Cancer patients are among the

most affected by killer bacteria

.

Treating them, in time, with the new antibiotics, already available today but often used in a limited or delayed way, would save at least a thousand people every year in Italy. 

This is the appeal that comes from the experts gathered in Turin at the "

Revolutions in infectious diseases

" congress, co-organized by the Menarini International Foundation, the University of Turin, the Amedeo di Savoia Hospital in Turin and the Cardinal Massaia Hospital in Asti.   

Every year, over

1.2 million people

worldwide die from resistant bacteria, such as Klebsiaella Pneumoniae (which, among others, can cause pneumonia and urinary tract infections), Acinetobacter (which can cause respiratory infections), but also Pseudomonas (which can cause can give rise, for example, to meningitis) and the World Week of Antimicrobial Awareness (18-24 November) is dedicated to this “silent pandemic”. 

The main victims of these pathogens are

patients with cancer

, for which it is the second cause of death. 

To highlight this is an analysis of 223 studies published in the "American Cancer Journal for Clinicians", which shows that one in 5 is hospitalized due to infections and mortality is 3 times higher than other patients. 

So much so that, in Italy, one third of the 11,000 deaths

registered every year due to antibiotic resistance 

are cancer patients .

“The highest mortality rate is linked above all - explains Giovanni Di Perri, co-chair of the congress and professor of Infectious Diseases of the University of Turin - to the reduced defenses due to the disease or induced by chemotherapy.

In addition, they have more frequent

post-surgical complications

following tumor-related interventions or because they are forced to stay in hospital for long and repeated periods ". 

the World Health Organization (WHO) has repeatedly called for greater commitment and resources in scientific research on superbugs.

Now the new generation antibiotics are there, but

they are often underutilized

or used late. 

“Early access for patients to new antibiotics effective against multidrug-resistant germs is not always easy.

The current policy of limited use - continues Di Perri - has not proved effective and threatens to compromise their contribution.

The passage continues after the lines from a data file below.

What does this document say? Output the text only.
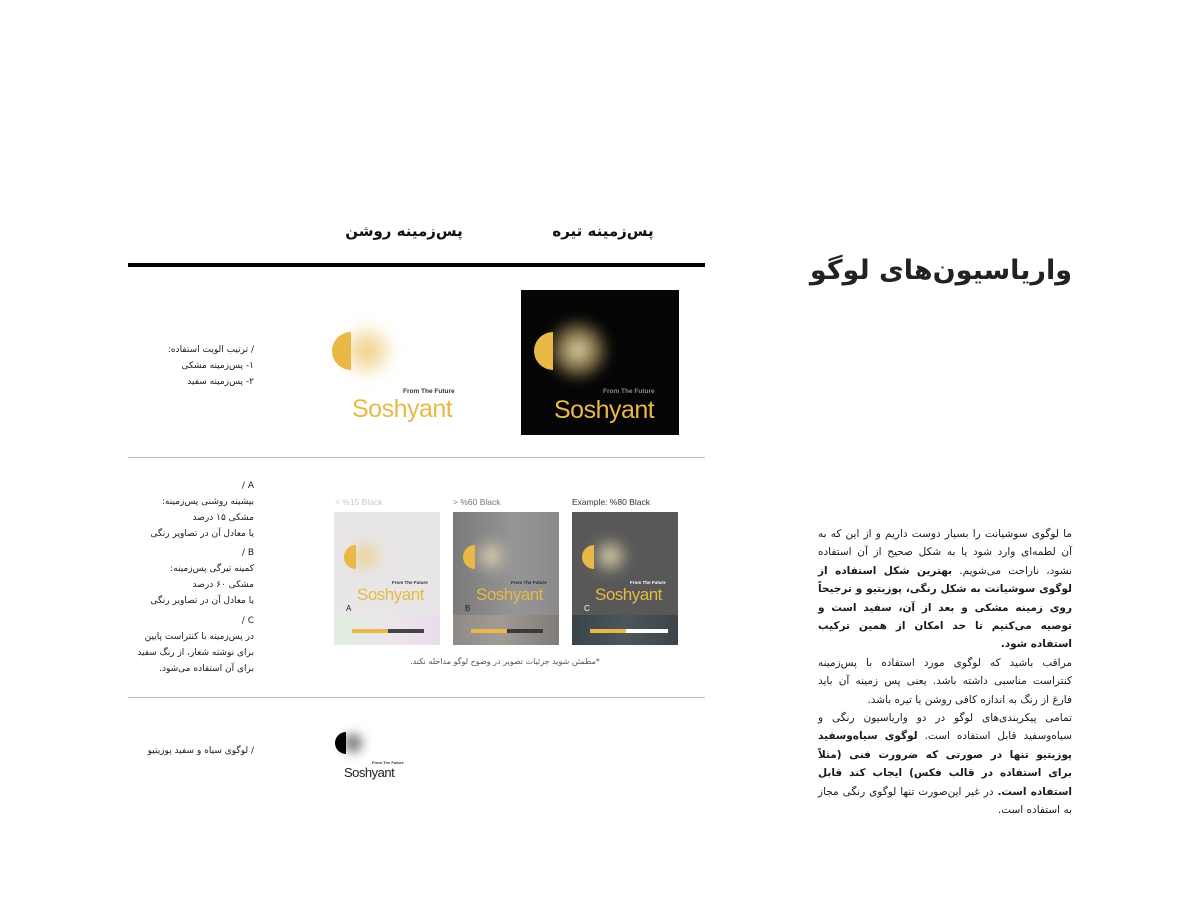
پس‌زمینه روشن	پس‌زمینه تیره
واریاسیون‌های لوگو
/ ترتیب الویت استفاده:
۱- پس‌زمینه مشکی
۲- پس‌زمینه سفید
A /
بیشینه روشنی پس‌زمینه:
مشکی ۱۵ درصد
یا معادل آن در تصاویر رنگی
B /
کمینه تیرگی پس‌زمینه:
مشکی ۶۰ درصد
یا معادل آن در تصاویر رنگی
C /
در پس‌زمینه با کنتراست پایین
برای نوشته شعار، از رنگ سفید
برای آن استفاده می‌شود.
/ لوگوی سیاه و سفید پوزیتیو
From The Future
Soshyant
From The Future
Soshyant
< %15 Black	> %60 Black	Example: %80 Black
From The Future
Soshyant
A
From The Future
Soshyant
B
From The Future
Soshyant
C
*مطمئن شوید جزئیات تصویر در وضوح لوگو مداخله نکند.
From The Future
Soshyant
ما لوگوی سوشیانت را بسیار دوست داریم و از این که به آن لطمه‌ای وارد شود یا به شکل صحیح از آن استفاده نشود، ناراحت می‌شویم. بهترین شکل استفاده از لوگوی سوشیانت به شکل رنگی، پوزیتیو و ترجیحاً روی زمینه مشکی و بعد از آن، سفید است و توصیه می‌کنیم تا حد امکان از همین ترکیب استفاده شود.
مراقب باشید که لوگوی مورد استفاده با پس‌زمینه کنتراست مناسبی داشته باشد. یعنی پس زمینه آن باید فارغ از رنگ به اندازه کافی روشن یا تیره باشد.
تمامی پیکربندی‌های لوگو در دو واریاسیون رنگی و سیاه‌وسفید قابل استفاده است. لوگوی سیاه‌وسفید پوزیتیو تنها در صورتی که ضرورت فنی (مثلاً برای استفاده در قالب فکس) ایجاب کند قابل استفاده است. در غیر این‌صورت تنها لوگوی رنگی مجاز به استفاده است.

The destiny of each antibiotic is to select the germs resistant to it over time.

But if used well it can have a prolonged life which allows us, in the meantime, to synthesize new molecules that will replace the old ones ". 

If " responsible and timely use of new drugs

is not adopted

", concludes the expert, "we risk going back decades in cancer mortality rates, not because cancer kills, but antibiotic-resistant infections".